David A Dein3 April 2009
Warning: Spoilers
It's not fair. It's shocking, and If you have a Netflix account it is essential that you sit down and spend an hour and half watching the documentary DEAR ZACHERY: A LETTER TO A SON ABOUT HIS FATHER. I mention Netflix because it is part of their watch instantly section and I can say without a shadow of a doubt: you need to see this film.

Directed by Kurt Kuenne, it's a story about him on a quest to make a movie for Zachery Turner whose father, David Bagby, was brutally murdered by his Mother. When the Canadian courts let her go on bail it turns into a story of his Grandparents fighting to stay in Zachary's life. These Grandparents never give up. But mostly the story is about the people we leave behind and the legacy that we leave in their hearts. If you think your life is useless, if you think you haven't made an impact on the people around you, then think again. This movie pulls you in at the beginning and doesn't let go.

To tell you anymore about this story is to ruin the emotional impact of a film that will leave you in tears, and thanking God for the people around you. In 90 minutes I laughed, cried, was made numb, angry, philosophical and by the end I rejoiced in the beauty of the human spirit. I saw through some very dark turns that love can conquer all. But more importantly I learned the giving up is never an option and that it's our duty to help those in need.

The film begins with some cheesy computer graphic logo, and the moniker MSNBC Films presents and maybe that's what caught me off guard. I almost turned it off right then and there. But by the time it's over the cheesy little touches made the film feel like it was made by real people and not slick Hollywood documentary film makers. It feels like one of those photo montages at a funeral, or a wedding. It a small snapshot into the lives of of people ravished by tragedy and it ends on a bittersweet note that for once shows the power of real life.

DEAR ZACHERY is one of the most powerful and moving documentaries I've ever seen.
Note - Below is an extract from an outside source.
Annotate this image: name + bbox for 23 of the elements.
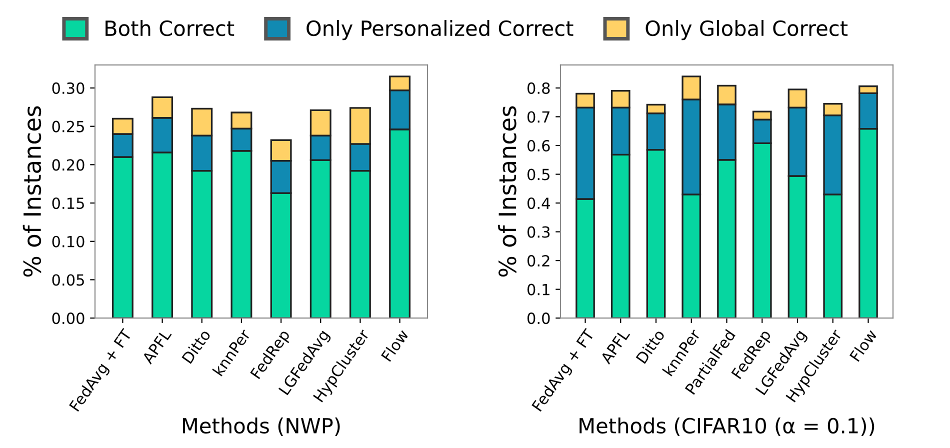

It's an emotional film that will leave you angry and yet hopeful. It tells a story that can't be made up, it rejoices in the best of people, during the darkest periods of their lives. I've seen thousands of films in my life and DEAR ZACHERY is a rewarding film, that does what all great films do. It makes you rejoice in the human spirit and demands that if we see something wrong we fix it. Please see this film, I promise you won't regret it.